Security Basics mailing list archives

Re: sha-1 cryptography


From: Bennett Todd <bet () rahul net>
Date: Fri, 23 Dec 2005 15:04:49 +0000

2005-12-20T18:37:20 Enquiries:
I understand that SHA-1 cryptography has been broken [...]

It was broken according to part of the strict definition of a crypto
hash: there's an attack that can find a pair of inputs that collide
in something less than order of 2**80 tries. I forget the exact
savings the current attack achieves, but I think it's still big
enough that nobody's demonstrated an actual collision. And if they
do, this only affects some, not all applications.

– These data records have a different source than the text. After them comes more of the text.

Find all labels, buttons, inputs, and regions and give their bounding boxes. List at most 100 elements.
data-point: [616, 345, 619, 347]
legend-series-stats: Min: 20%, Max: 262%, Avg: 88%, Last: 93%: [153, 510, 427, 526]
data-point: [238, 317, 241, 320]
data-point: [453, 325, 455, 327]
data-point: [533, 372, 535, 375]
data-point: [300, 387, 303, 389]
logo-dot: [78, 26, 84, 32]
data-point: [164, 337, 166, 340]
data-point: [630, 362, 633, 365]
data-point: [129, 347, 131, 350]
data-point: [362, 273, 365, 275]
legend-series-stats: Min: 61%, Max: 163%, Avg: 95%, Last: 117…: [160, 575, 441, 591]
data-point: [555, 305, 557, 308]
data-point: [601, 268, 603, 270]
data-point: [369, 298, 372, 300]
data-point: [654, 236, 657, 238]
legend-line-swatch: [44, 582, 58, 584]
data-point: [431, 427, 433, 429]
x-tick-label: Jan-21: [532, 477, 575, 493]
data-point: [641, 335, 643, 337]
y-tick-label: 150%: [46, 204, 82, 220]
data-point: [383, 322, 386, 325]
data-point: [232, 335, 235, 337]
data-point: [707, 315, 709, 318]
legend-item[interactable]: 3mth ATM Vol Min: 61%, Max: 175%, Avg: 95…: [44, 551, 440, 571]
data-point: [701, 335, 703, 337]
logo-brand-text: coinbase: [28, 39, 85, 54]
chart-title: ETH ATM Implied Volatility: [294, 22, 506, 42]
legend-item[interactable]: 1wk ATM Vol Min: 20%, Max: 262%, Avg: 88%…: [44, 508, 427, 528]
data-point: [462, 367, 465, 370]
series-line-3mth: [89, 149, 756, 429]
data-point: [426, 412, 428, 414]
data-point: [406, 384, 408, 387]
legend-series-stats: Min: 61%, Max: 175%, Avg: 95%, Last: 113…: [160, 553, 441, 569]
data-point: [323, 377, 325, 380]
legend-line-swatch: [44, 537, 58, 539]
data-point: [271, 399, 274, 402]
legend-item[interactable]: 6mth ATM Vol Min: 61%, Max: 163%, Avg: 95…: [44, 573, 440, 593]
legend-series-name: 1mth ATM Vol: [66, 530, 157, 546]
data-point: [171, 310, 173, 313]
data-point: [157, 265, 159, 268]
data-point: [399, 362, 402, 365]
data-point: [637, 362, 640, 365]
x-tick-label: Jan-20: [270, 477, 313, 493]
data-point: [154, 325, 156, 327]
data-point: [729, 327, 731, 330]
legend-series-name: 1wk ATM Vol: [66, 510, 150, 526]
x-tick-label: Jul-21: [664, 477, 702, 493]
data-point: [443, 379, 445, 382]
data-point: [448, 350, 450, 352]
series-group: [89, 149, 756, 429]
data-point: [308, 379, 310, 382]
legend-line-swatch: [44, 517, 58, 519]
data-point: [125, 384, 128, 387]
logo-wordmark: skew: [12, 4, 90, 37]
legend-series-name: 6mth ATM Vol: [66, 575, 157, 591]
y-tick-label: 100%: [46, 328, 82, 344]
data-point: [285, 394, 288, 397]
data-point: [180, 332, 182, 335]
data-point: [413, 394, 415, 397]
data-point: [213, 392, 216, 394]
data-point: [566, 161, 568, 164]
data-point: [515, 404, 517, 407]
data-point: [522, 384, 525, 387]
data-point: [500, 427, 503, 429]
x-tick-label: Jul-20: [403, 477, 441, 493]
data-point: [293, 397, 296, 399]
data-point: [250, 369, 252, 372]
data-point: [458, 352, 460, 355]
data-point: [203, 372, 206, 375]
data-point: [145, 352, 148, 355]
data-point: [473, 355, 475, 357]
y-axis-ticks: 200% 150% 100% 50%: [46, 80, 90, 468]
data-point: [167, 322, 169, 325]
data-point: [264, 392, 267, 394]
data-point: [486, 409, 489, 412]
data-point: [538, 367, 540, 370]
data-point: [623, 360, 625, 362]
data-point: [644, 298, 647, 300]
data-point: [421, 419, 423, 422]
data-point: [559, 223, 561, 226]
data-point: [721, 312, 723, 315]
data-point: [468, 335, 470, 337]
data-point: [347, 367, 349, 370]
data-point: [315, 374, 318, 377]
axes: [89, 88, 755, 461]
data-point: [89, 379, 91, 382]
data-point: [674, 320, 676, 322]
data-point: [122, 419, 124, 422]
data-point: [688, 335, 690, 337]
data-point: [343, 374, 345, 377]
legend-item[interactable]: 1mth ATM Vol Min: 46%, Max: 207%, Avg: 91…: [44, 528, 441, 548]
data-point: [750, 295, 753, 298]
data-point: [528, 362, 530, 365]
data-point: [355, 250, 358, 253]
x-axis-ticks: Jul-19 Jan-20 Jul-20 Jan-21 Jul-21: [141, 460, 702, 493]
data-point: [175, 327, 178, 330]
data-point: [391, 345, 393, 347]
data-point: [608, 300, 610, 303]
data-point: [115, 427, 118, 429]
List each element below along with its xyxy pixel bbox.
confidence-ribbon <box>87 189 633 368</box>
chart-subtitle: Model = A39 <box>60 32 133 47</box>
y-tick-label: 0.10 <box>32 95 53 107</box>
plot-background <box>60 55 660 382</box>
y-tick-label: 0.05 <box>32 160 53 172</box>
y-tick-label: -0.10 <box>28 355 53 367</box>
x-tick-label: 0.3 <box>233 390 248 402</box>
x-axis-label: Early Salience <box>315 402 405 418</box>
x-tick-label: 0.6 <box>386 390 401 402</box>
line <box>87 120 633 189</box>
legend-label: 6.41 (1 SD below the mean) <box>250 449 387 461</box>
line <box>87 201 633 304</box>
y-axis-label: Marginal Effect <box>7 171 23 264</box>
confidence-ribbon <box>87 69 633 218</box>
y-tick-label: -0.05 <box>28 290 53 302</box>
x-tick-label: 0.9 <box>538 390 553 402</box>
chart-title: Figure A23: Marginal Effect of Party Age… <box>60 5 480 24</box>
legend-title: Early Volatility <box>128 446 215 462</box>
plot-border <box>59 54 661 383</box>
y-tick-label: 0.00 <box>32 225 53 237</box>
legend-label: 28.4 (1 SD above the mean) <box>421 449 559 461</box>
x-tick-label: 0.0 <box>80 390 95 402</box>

Current apps using SHA-1 aren't vulnerable, yet. All new protocol
designs should include pluggable hash protocols, to make it easy to
upgrade, and the default for new designs should be one of the SHA-2
family, I'm using SHA-256.

Some constructions are still safe, and expect to remain safe, even
with MD5 for which actual collisions have been demonstrated; e.g.
HMAC isn't busted. And passwd hashing with MD5 isn't busted yet; the
current attacks don't help in finding an input text that matches a
fixed hash, only in finding an arbitrary pair that collide.

But as the saying goes, it never gets harder to bust a
partially-attacked algorithm, only easier.